Guadalajara’s Civil Hospital ‘Juan I. Menchaca’, has excelled by providing free medical care to indigenous people in recent years, caring for conditions such as child malnutrition, cancer, kidney problems and diabetes, said Xochitl Macedo, responsible for the indigenous communities module in this hospital.
Macedo said that “these diseases are different depending on ethnicity and by whether they live in the city or in their communities.”
She explained Wixarikas (indigenous people, living in the Sierra Madre Occidental range in the Mexican states of Nayarit, Jalisco, Zacatecas, and Durango best known as Huichol) usually require attention for malnutrition in children under five years and cancer, but there are also cases of tuberculosis or burns.
In the metropolitan area of Guadalajara, Macedo explained, indigenous migrants develop illnesses such as arterial renal failure, diabetes and hypertension, unseen in their original communities as they have other activities. She added that people from Michoacan come for lupus, urology or kidney stones.
She said that thanks to an agreement between the University of Guadalajara and the hospital, the Health Care Module for Indigenous Communities has served for 18 years, and is one of the first offering various free services to this population sector in western Mexico.
María Teresa Rodríguez, Social Work Coordinator at the hospital, said 420 indigenous people were admitted for hospitalization, diagnosis or surgery, during 2014; from which 176 were women and 106 children, which are the most vulnerable groups in these communities.
She said that patients come from ethnic groups from different country regions: Nahuas of Hidalgo and Jalisco, Mixtecos from Oaxaca, Wixarika from Nayarit and Jalisco, Zoques from Chiapas, Mazahuas from the State of Mexico, Purepechas and Tarascos from Michoacán, and Otomies from Queretaro.

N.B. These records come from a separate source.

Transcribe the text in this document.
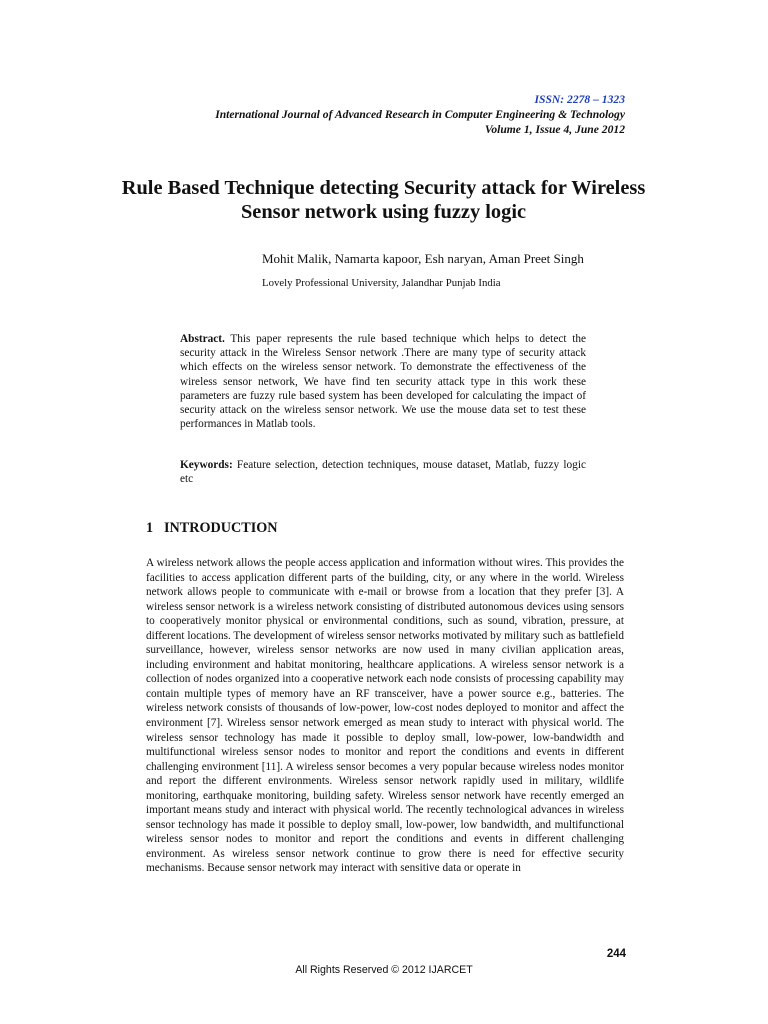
ISSN: 2278 – 1323
International Journal of Advanced Research in Computer Engineering & Technology
Volume 1, Issue 4, June 2012
Rule Based Technique detecting Security attack for Wireless Sensor network using fuzzy logic
Mohit Malik, Namarta kapoor, Esh naryan, Aman Preet Singh
Lovely Professional University, Jalandhar Punjab India

Abstract. This paper represents the rule based technique which helps to detect the security attack in the Wireless Sensor network .There are many type of security attack which effects on the wireless sensor network. To demonstrate the effectiveness of the wireless sensor network, We have find ten security attack type in this work these parameters are fuzzy rule based system has been developed for calculating the impact of security attack on the wireless sensor network. We use the mouse data set to test these performances in Matlab tools.

Keywords: Feature selection, detection techniques, mouse dataset, Matlab, fuzzy logic etc

1 INTRODUCTION

A wireless network allows the people access application and information without wires. This provides the facilities to access application different parts of the building, city, or any where in the world. Wireless network allows people to communicate with e-mail or browse from a location that they prefer [3]. A wireless sensor network is a wireless network consisting of distributed autonomous devices using sensors to cooperatively monitor physical or environmental conditions, such as sound, vibration, pressure, at different locations. The development of wireless sensor networks motivated by military such as battlefield surveillance, however, wireless sensor networks are now used in many civilian application areas, including environment and habitat monitoring, healthcare applications. A wireless sensor network is a collection of nodes organized into a cooperative network each node consists of processing capability may contain multiple types of memory have an RF transceiver, have a power source e.g., batteries. The wireless network consists of thousands of low-power, low-cost nodes deployed to monitor and affect the environment [7]. Wireless sensor network emerged as mean study to interact with physical world. The wireless sensor technology has made it possible to deploy small, low-power, low-bandwidth and multifunctional wireless sensor nodes to monitor and report the conditions and events in different challenging environment [11]. A wireless sensor becomes a very popular because wireless nodes monitor and report the different environments. Wireless sensor network rapidly used in military, wildlife monitoring, earthquake monitoring, building safety. Wireless sensor network have recently emerged an important means study and interact with physical world. The recently technological advances in wireless sensor technology has made it possible to deploy small, low-power, low bandwidth, and multifunctional wireless sensor nodes to monitor and report the conditions and events in different challenging environment. As wireless sensor network continue to grow there is need for effective security mechanisms. Because sensor network may interact with sensitive data or operate in

244
All Rights Reserved © 2012 IJARCET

She explained that family members feel more reassured when their traditional healer can visit the patient, particularly when the patient has a serious condition and is in the Intensive Care Unit. For this reason, doctors are aware of this and the guidelines of the hospital indicate that healers can review patients and give diagnosis to the family. She added that if necessary, traditional doctors are allowed to perform healing works that does not violate the rules of hygiene and safety of the hospital.
She noted that they also provide psychological care and food to relatives of patients, who, besides the poverty in which they live, are forced to temporarily leave their communities and support networks.
When necessary, staff helps them to seek funding for medical studies that cannot be done in the hospital; and in the case of death, family members are assisted to facilitate the body transfer to their communities, Rodriguez added.
She admitted that this hospital represents for many indigenous patients their last resort after a long journey through state and community health care centers.
Genoveva Carillo, who belongs to a Wixárika community, said that her son’s severe malnutrition decreased while they have been in the hospital. In order to care for her child, this woman has been alone, far from home and family for two months.
Genoveva is staying in a hostel belonging to a church near the hospital, which provides accommodation for indigenous people, and she is offered food in the dining room of the health unit. She says that she never received this attention anywhere else.
The specialists of the Civil Hospital reported that they will begin a large scale visit to diverse communities far from the city, to inform about the services offered by this module, so indigenous people can have the security of knowing where to so for diagnosis or treatment of any disease.
The specialists of the Civil Hospital reported that they will begin a large scale visit to diverse communities far from the city, to inform about the services offered by this module, so indigenous people can have the security of knowing where to go for diagnosis or treatment of any disease.